Как всегда, она могла угадать очень мало, особенно теперь, на людях. Но в те моменты близости, которые у них были… она уже начинала лучше понимать его. Час с небольшим, что они провели в тот день в его кабинете, был одним из таких моментов В одном она была теперь совершенно уверена: он никогда не отдавал своего сердца другой женщине.
Его сердце было свободно, она могла бы завладеть им, если бы пожелала бросить вызов судьбе. Она хорошо его знала и была уже довольно близка к нему, чтобы временами понимать, что он чувствует. В тот день, когда он разложил ее на письменном столе, ее, принадлежащую ему, чтобы насладиться и взять ее, как ему хотелось, было что-то в его глазах, говорившее, что происходящее между ними есть нечто большее, чем просто телесная близость.

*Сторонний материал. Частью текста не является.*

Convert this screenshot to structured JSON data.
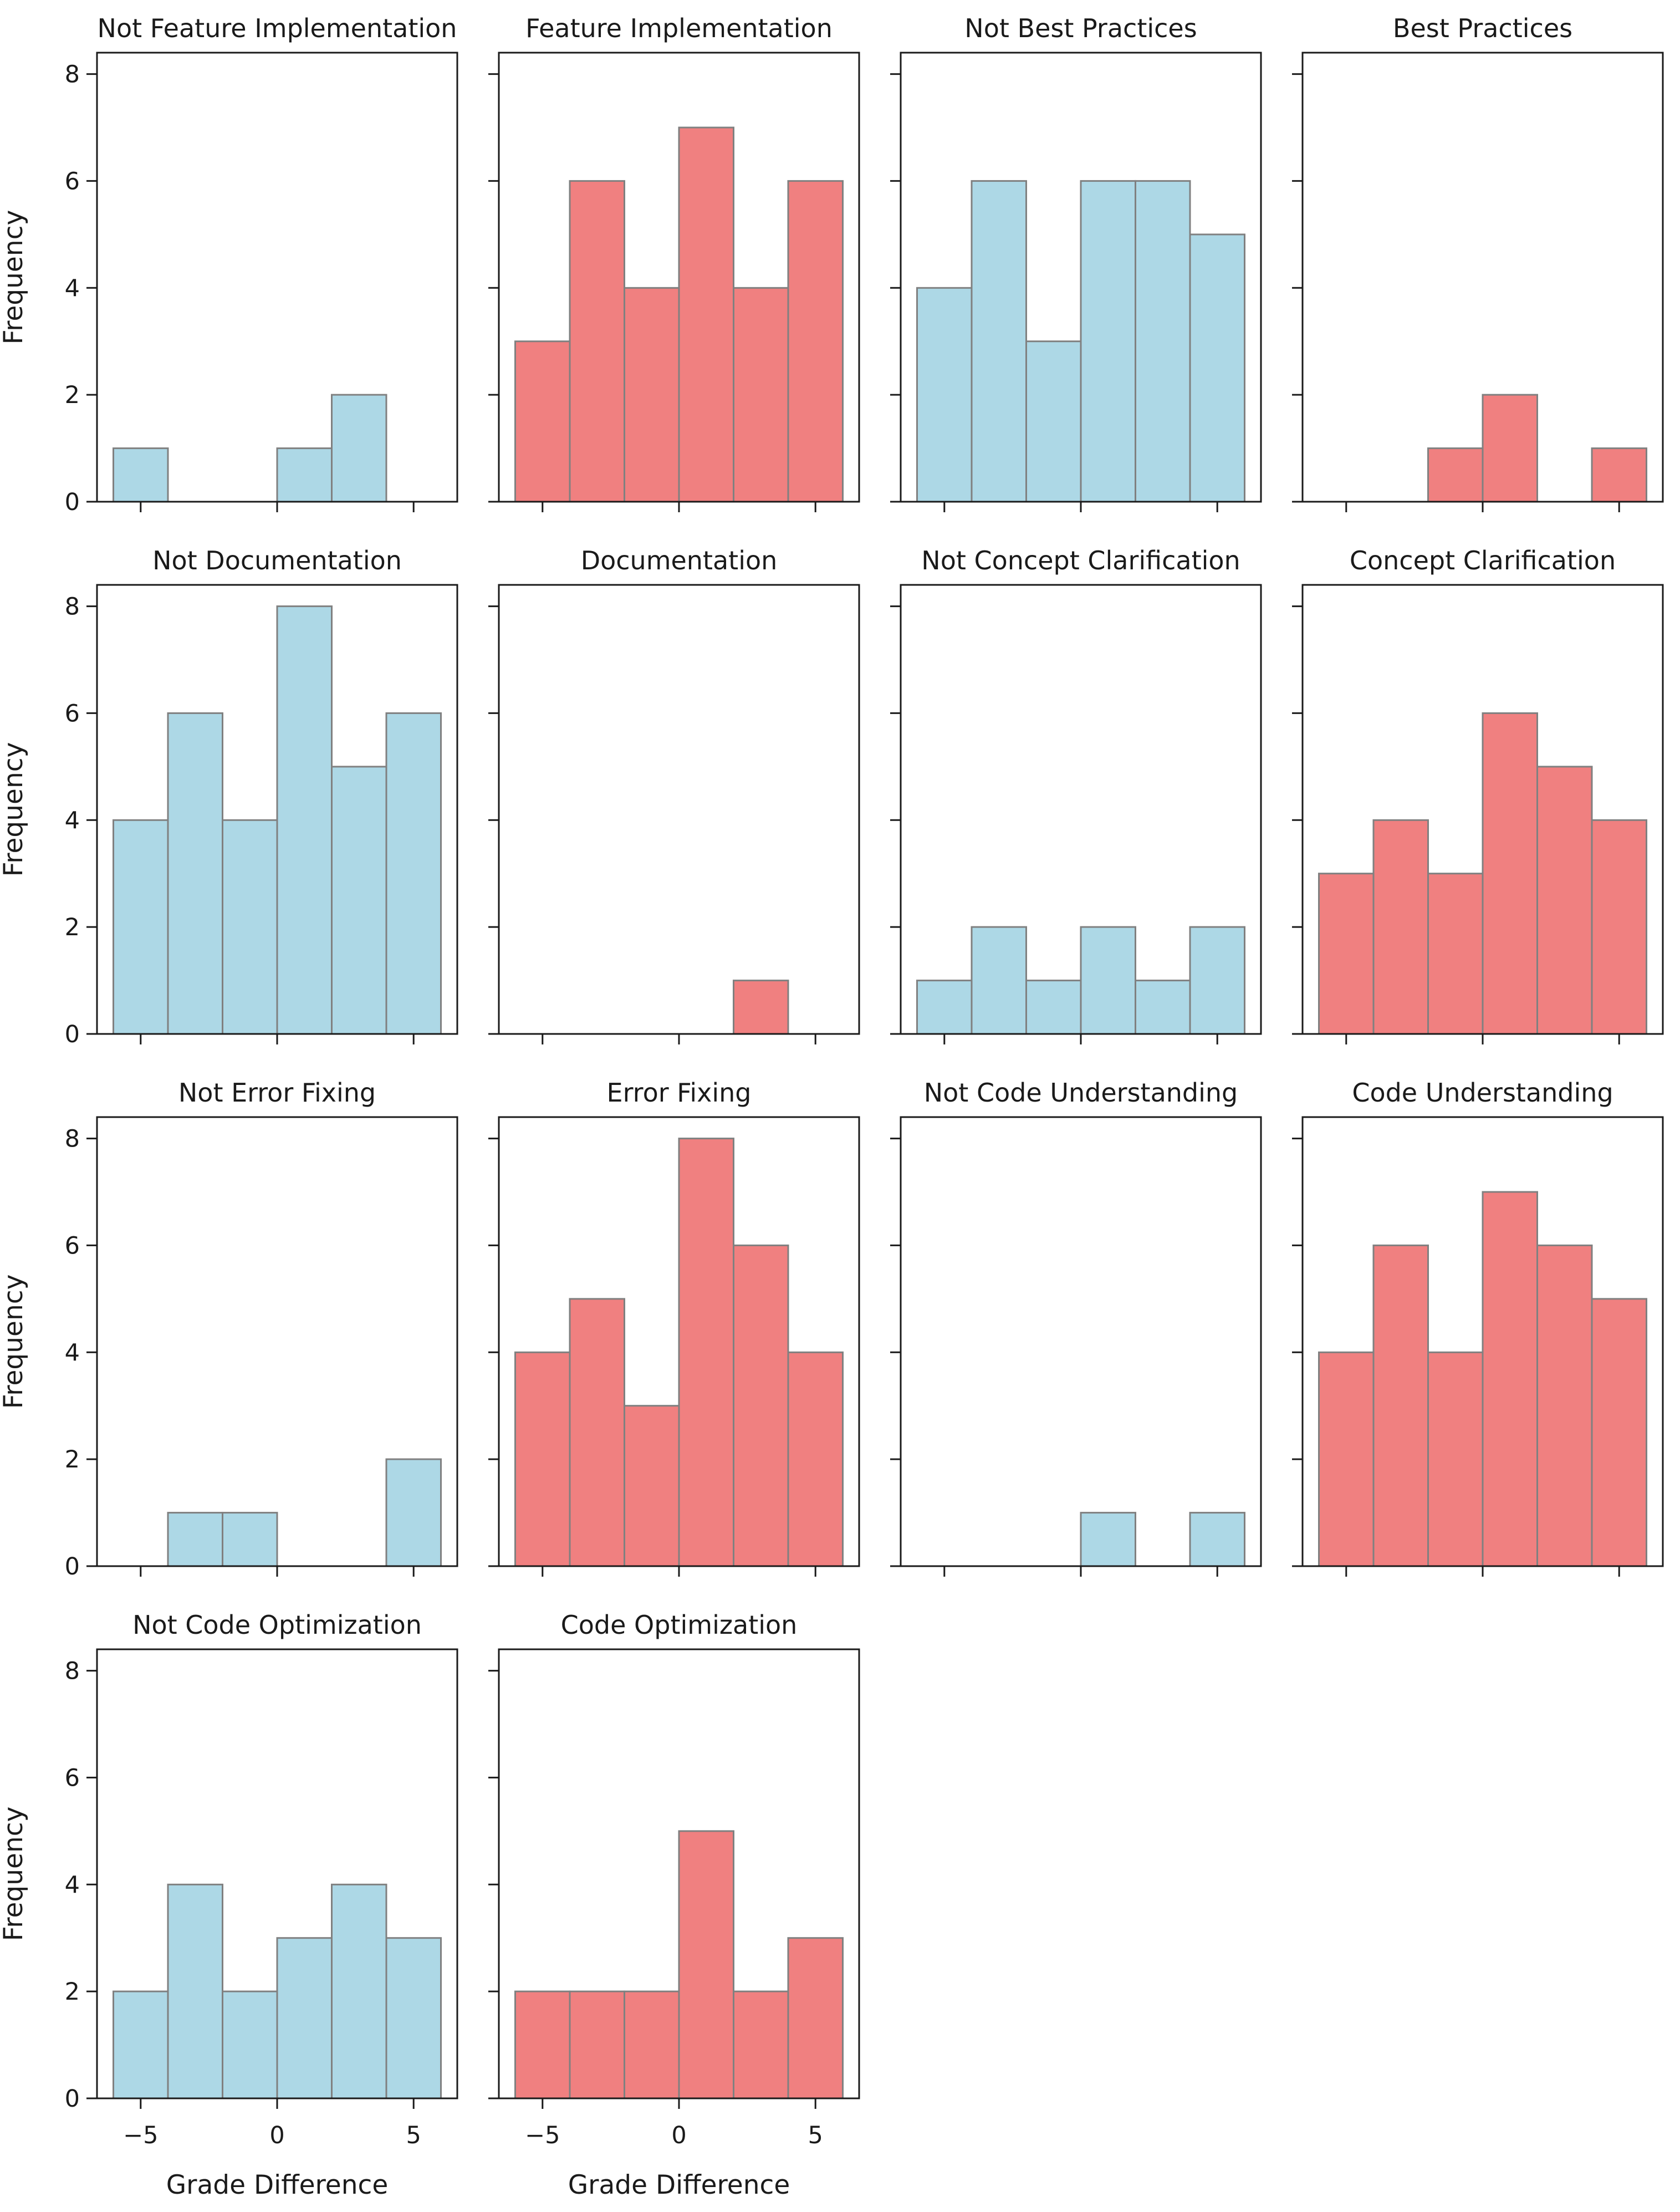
{
  "figure": {
    "xlabel": "Grade Difference",
    "ylabel": "Frequency",
    "x_tick_labels": [
      "−5",
      "0",
      "5"
    ],
    "x_tick_values": [
      -5,
      0,
      5
    ],
    "y_tick_labels": [
      "0",
      "2",
      "4",
      "6",
      "8"
    ],
    "y_tick_values": [
      0,
      2,
      4,
      6,
      8
    ],
    "colors": {
      "blue_fill": "#ADD8E6",
      "red_fill": "#F08080",
      "bar_edge": "#808080",
      "axis": "#1a1a1a",
      "text": "#1a1a1a",
      "background": "#ffffff"
    }
  },
  "chart_data": {
    "type": "bar",
    "title": "",
    "xlabel": "Grade Difference",
    "ylabel": "Frequency",
    "bin_edges": [
      -6,
      -4,
      -2,
      0,
      2,
      4,
      6
    ],
    "xlim": [
      -6.6,
      6.6
    ],
    "ylim": [
      0,
      8.4
    ],
    "grid": false,
    "legend": "none",
    "layout": {
      "grid_rows": 4,
      "grid_cols": 4,
      "ylabel_on_col": 0,
      "xlabel_on_row": 3
    },
    "subplots": [
      {
        "title": "Not Feature Implementation",
        "color": "blue",
        "values": [
          1,
          0,
          0,
          1,
          2,
          0
        ]
      },
      {
        "title": "Feature Implementation",
        "color": "red",
        "values": [
          3,
          6,
          4,
          7,
          4,
          6
        ]
      },
      {
        "title": "Not Best Practices",
        "color": "blue",
        "values": [
          4,
          6,
          3,
          6,
          6,
          5
        ]
      },
      {
        "title": "Best Practices",
        "color": "red",
        "values": [
          0,
          0,
          1,
          2,
          0,
          1
        ]
      },
      {
        "title": "Not Documentation",
        "color": "blue",
        "values": [
          4,
          6,
          4,
          8,
          5,
          6
        ]
      },
      {
        "title": "Documentation",
        "color": "red",
        "values": [
          0,
          0,
          0,
          0,
          1,
          0
        ]
      },
      {
        "title": "Not Concept Clarification",
        "color": "blue",
        "values": [
          1,
          2,
          1,
          2,
          1,
          2
        ]
      },
      {
        "title": "Concept Clarification",
        "color": "red",
        "values": [
          3,
          4,
          3,
          6,
          5,
          4
        ]
      },
      {
        "title": "Not Error Fixing",
        "color": "blue",
        "values": [
          0,
          1,
          1,
          0,
          0,
          2
        ]
      },
      {
        "title": "Error Fixing",
        "color": "red",
        "values": [
          4,
          5,
          3,
          8,
          6,
          4
        ]
      },
      {
        "title": "Not Code Understanding",
        "color": "blue",
        "values": [
          0,
          0,
          0,
          1,
          0,
          1
        ]
      },
      {
        "title": "Code Understanding",
        "color": "red",
        "values": [
          4,
          6,
          4,
          7,
          6,
          5
        ]
      },
      {
        "title": "Not Code Optimization",
        "color": "blue",
        "values": [
          2,
          4,
          2,
          3,
          4,
          3
        ]
      },
      {
        "title": "Code Optimization",
        "color": "red",
        "values": [
          2,
          2,
          2,
          5,
          2,
          3
        ]
      }
    ]
  }
}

Подозрение, что он мог уже осознать некую более глубокую связь между ними, усилилось позже, когда, держа ее, смятую, восторженно измученную, у себя на коленях, он надел кольцо с жемчугом и бриллиантами — обручальное кольцо, которым его семья владела на протяжении многих поколений, — ей на палец. Этот момент, по крайней мере для нее, сиял надеждой, она готова была держать пари, что он не неуязвим.
Первый проблеск полной победы, к которой она стремилась и на которую надеялась.
Ее глаза слишком долго задержались на его лице; он повернулся, встретил ее взгляд, поднял бровь. Она молча улыбнулась и снова обратилась к матронам, которым не терпелось вытянуть из нее все новости.
Вечер шел к завершению, когда подошла мисс Куигли. Такая же любопытная, как и остальные, в данный момент она меньше всего думала об отношениях Амелии и Люка.
— Интересно, мисс Кинстер, — мисс Куигли понизила голос, — не видели ли вы, случайно, лорнеты тети Хилборо, лежащие повсюду в Хайтем-Холле?
— Лорнеты? — Амелия помнила их — это помнил каждый, кто встречался с леди Хилборо. Она пользовалась ими скорее для того, чтобы указывать, нежели смотреть. — Нет. — Она подумала и решительно качнула головой. — Нет, к сожалению.